Tive duas surpresas! Em uma igreja com capacidade para 2.000 pessoas, o local estava quase completamente lotado. Imagino que estavam presentes mais de 1.500 pessoas; muitas delas com a Bíblia na mão (algo bem pentecostal ou do mundo evangélico popular). A segunda surpresa: Rubem, no meio de suas memórias, estórias e poesias –bem ao seu estilo–, falou explicitamente da teologia da libertação. Alguns anos atrás, eu participei, na cidade de México, de um painel sobre a teologia da libertação juntamente com Rubem Alves, Dussel e José M. Vigil. E lá, Rubem Alves falou da sua participação no início da teologia da libertação e como um acontecimento muito desagradável o afastou do grupo principal da TL. Mas, depois ele não respondeu nenhuma pergunta específica sobre teologia ou teologia da libertação. Por isso, minha surpresa ao vê-lo aqui tratar diretamente da TL e, em particular, sobre as diferenças entre a TL católica e a protestante.

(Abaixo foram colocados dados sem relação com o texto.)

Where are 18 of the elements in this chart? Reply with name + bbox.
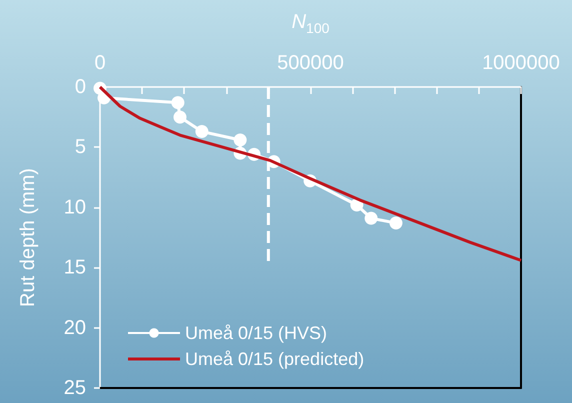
point [174,110,186,124]
y-tick-label: 15 [64,256,86,279]
point [234,133,247,146]
y-tick-label: 10 [64,196,86,218]
legend-label: Umeå 0/15 (HVS) [185,323,328,343]
point [389,216,402,230]
y-tick-label: 0 [74,76,86,98]
y-tick-label: 25 [64,377,86,399]
x-tick-label: 1000000 [482,52,560,74]
y-axis-title: Rut depth (mm) [17,168,39,307]
legend-label: Umeå 0/15 (predicted) [185,349,364,369]
point [364,212,378,225]
x-tick-label: 0 [94,52,106,74]
x-tick-label: 500000 [277,52,344,74]
point [195,125,208,138]
y-tick-label: 20 [64,316,86,339]
point [171,96,184,110]
y-tick-label: 5 [74,136,86,158]
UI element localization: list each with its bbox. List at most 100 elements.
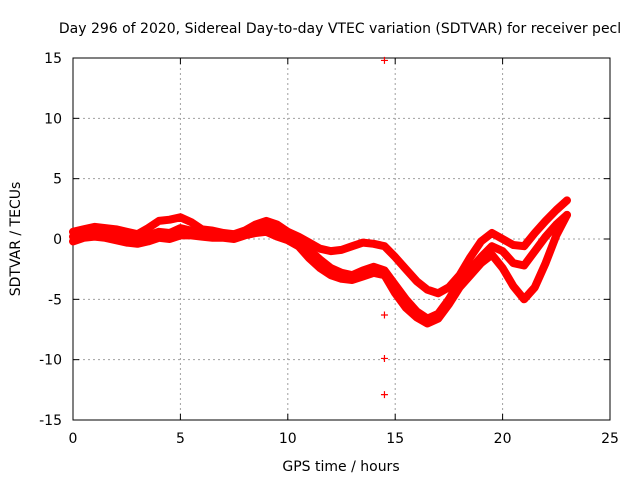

Foi uma fala de quem se sente ainda dentro da grande corrente da teologia cristã da libertação, uma corrente que é feita de várias teologias da libertação, como uma corrente marítima que é alimentada por muitos rios e "caminha” banhando muitos lugares.

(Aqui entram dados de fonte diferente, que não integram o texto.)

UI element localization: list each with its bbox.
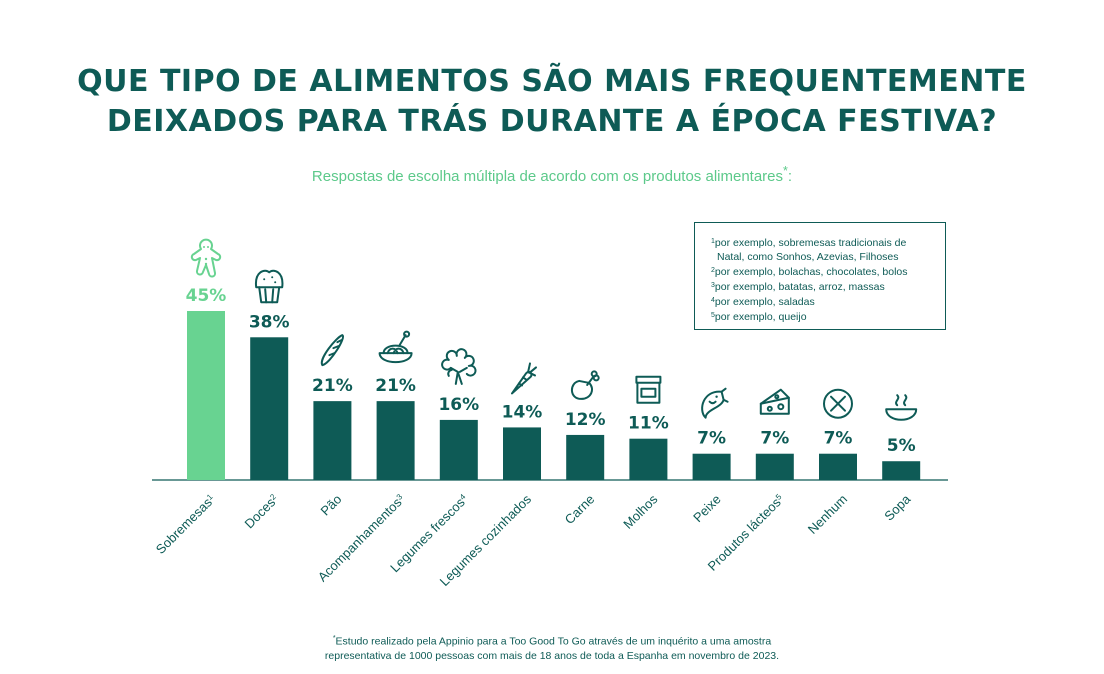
bar-doces xyxy=(250,337,289,480)
broccoli-icon xyxy=(441,348,477,385)
value-label: 11% xyxy=(628,414,669,434)
gingerbread-icon xyxy=(190,238,222,278)
bar-nenhum xyxy=(819,453,857,480)
category-superscript: 1 xyxy=(205,491,215,501)
value-label: 5% xyxy=(887,436,916,456)
value-label: 38% xyxy=(249,312,290,332)
cross-circle-icon xyxy=(823,388,853,419)
bar-pão xyxy=(313,401,352,480)
category-label: Sobremesas1 xyxy=(153,491,219,557)
soup-bowl-icon xyxy=(885,394,918,421)
chicken-leg-icon xyxy=(570,370,600,400)
carrot-icon xyxy=(511,362,537,395)
chart-subtitle: Respostas de escolha múltipla de acordo … xyxy=(0,164,1104,185)
legend-line: 4por exemplo, saladas xyxy=(711,296,815,308)
legend-line: 1por exemplo, sobremesas tradicionais de xyxy=(711,237,907,249)
footnote-line-2: representativa de 1000 pessoas com mais … xyxy=(324,649,780,662)
bar-carne xyxy=(566,434,605,480)
footnote: *Estudo realizado pela Appinio para a To… xyxy=(0,632,1104,663)
chart-title: QUE TIPO DE ALIMENTOS SÃO MAIS FREQUENTE… xyxy=(0,62,1104,142)
bar-sopa xyxy=(882,461,921,480)
subtitle-tail: : xyxy=(787,168,793,185)
pasta-bowl-icon xyxy=(378,330,413,364)
category-label: Molhos xyxy=(620,491,661,532)
value-label: 14% xyxy=(502,402,543,422)
category-superscript: 4 xyxy=(458,491,468,501)
subtitle-mark: * xyxy=(783,164,788,178)
category-superscript: 5 xyxy=(774,491,784,501)
value-label: 7% xyxy=(697,429,726,449)
legend-line: 5por exemplo, queijo xyxy=(711,311,807,323)
value-label: 7% xyxy=(824,429,853,449)
bar-acompanhamentos xyxy=(376,401,415,480)
title-line-1: QUE TIPO DE ALIMENTOS SÃO MAIS FREQUENTE… xyxy=(77,64,1027,99)
cheese-icon xyxy=(759,388,790,415)
bar-legumes-cozinhados xyxy=(503,427,541,480)
value-label: 16% xyxy=(438,395,479,415)
category-label: Carne xyxy=(562,492,598,528)
legend-box: 1por exemplo, sobremesas tradicionais de… xyxy=(694,222,946,330)
category-superscript: 3 xyxy=(394,491,404,501)
bar-produtos-lácteos xyxy=(755,453,794,480)
bar-legumes-frescos xyxy=(439,419,478,480)
value-label: 7% xyxy=(760,429,789,449)
category-label: Peixe xyxy=(690,492,724,526)
legend-line: Natal, como Sonhos, Azevias, Filhoses xyxy=(717,251,899,263)
bar-sobremesas xyxy=(187,311,225,480)
value-label: 12% xyxy=(565,410,606,430)
title-line-2: DEIXADOS PARA TRÁS DURANTE A ÉPOCA FESTI… xyxy=(106,104,998,139)
jar-icon xyxy=(635,375,662,404)
fish-icon xyxy=(701,387,729,419)
legend-line: 3por exemplo, batatas, arroz, massas xyxy=(711,281,885,293)
category-label: Nenhum xyxy=(805,492,850,537)
subtitle-text: Respostas de escolha múltipla de acordo … xyxy=(311,168,784,185)
bar-peixe xyxy=(692,453,731,480)
category-label: Doces2 xyxy=(242,491,282,531)
footnote-line-1: *Estudo realizado pela Appinio para a To… xyxy=(332,635,772,648)
value-label: 21% xyxy=(375,376,416,396)
category-label: Pão xyxy=(318,492,345,519)
baguette-icon xyxy=(320,334,344,367)
muffin-icon xyxy=(255,269,284,304)
legend-line: 2por exemplo, bolachas, chocolates, bolo… xyxy=(711,266,908,278)
bar-molhos xyxy=(629,438,668,480)
value-label: 21% xyxy=(312,376,353,396)
value-label: 45% xyxy=(186,286,227,306)
category-superscript: 2 xyxy=(268,491,278,501)
category-label: Sopa xyxy=(881,491,914,524)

Quem conhece o estilo de falar de Rubem Alves sabe que é muito difícil resumir em poucas palavras a complexidade de suas idéias expressas através de imagens, estórias, poesias e raciocínios acadêmicos. Por isso, não vou me atrever sintetizar aqui a bela exposição dele. E penso que isso também não é o mais importante. O mais importante da noite foi o próprio evento.

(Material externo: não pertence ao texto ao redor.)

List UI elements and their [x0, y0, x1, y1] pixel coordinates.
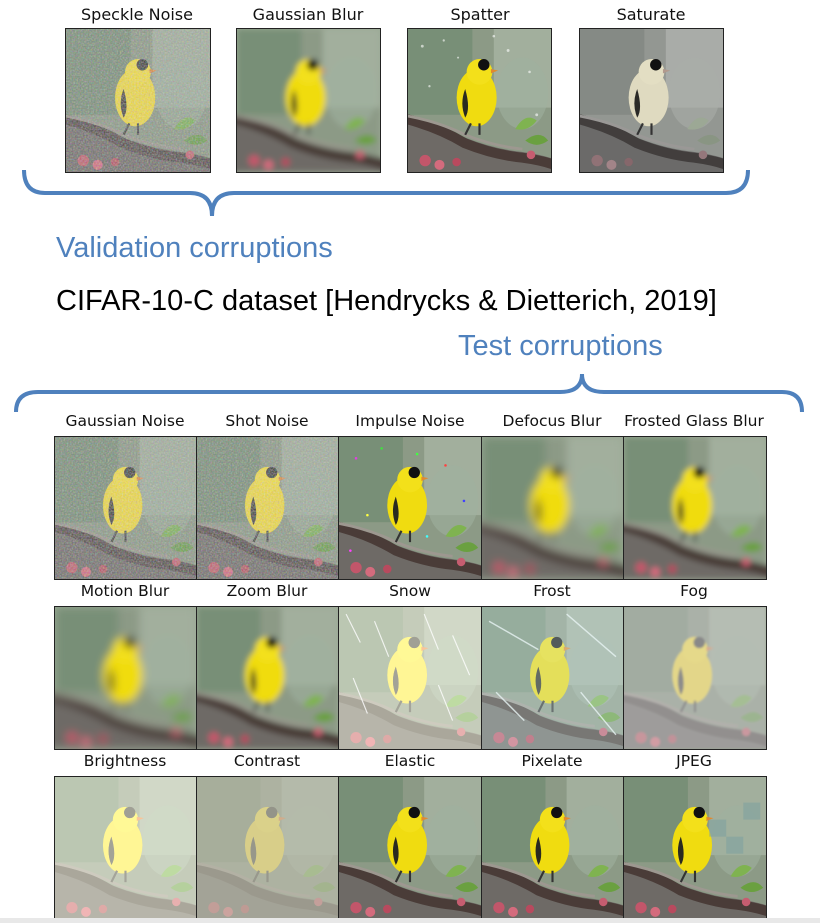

Alguns podem interpretá-lo como o fechamento de um ciclo que já acabou, como um evento "histórico” no sentido de recuperação de uma memória histórica que marcou a vida da geração de Rubem Alves e de outros. Outros podem interpretar como um sinal de "esperança” (o tema principal na fala de Rubem Alves e de Ricardo Gondim), de que algo novo está surgindo. A presença de muitos jovens (alguns vindos de lugares distantes da Grande S. Paulo e de outras cidades) pode indicar isso. Contudo, o mais importante, para mim, foi o encontro de uma figura memorável – alguém que é capaz de incitar grandes discussões acadêmicas e também encantar corações infantis com suas estórias, que carrega no seu corpo e memória as lutas e esperanças da gerações passadas – com as novas gerações que também anseia por um cristianismo liberto de amarras e dogmatismos que possa contribuir no fortalecimento da esperança dos mais pobres e das lutas pela libertação. E isso em uma igreja pentecostal!
O que resultará desse encontro? A resposta depende das novas gerações de cristãos que assumem –motivadas pelos testemunhos e memória dos mais antigos– a tarefa de levar adiante a boa-nova da esperança, a boa-nova de que a salvação vem pela graça de um Deus que nos ama apesar de tudo. E que, por isso, podemos continuar sorrindo, lutando e vivendo alegremente a vida, apesar de tudo, porque vivemos da esperança e fé.

[Autor de, entre outros, "Cristianismo de libertação” e "Sementes de Esperança”].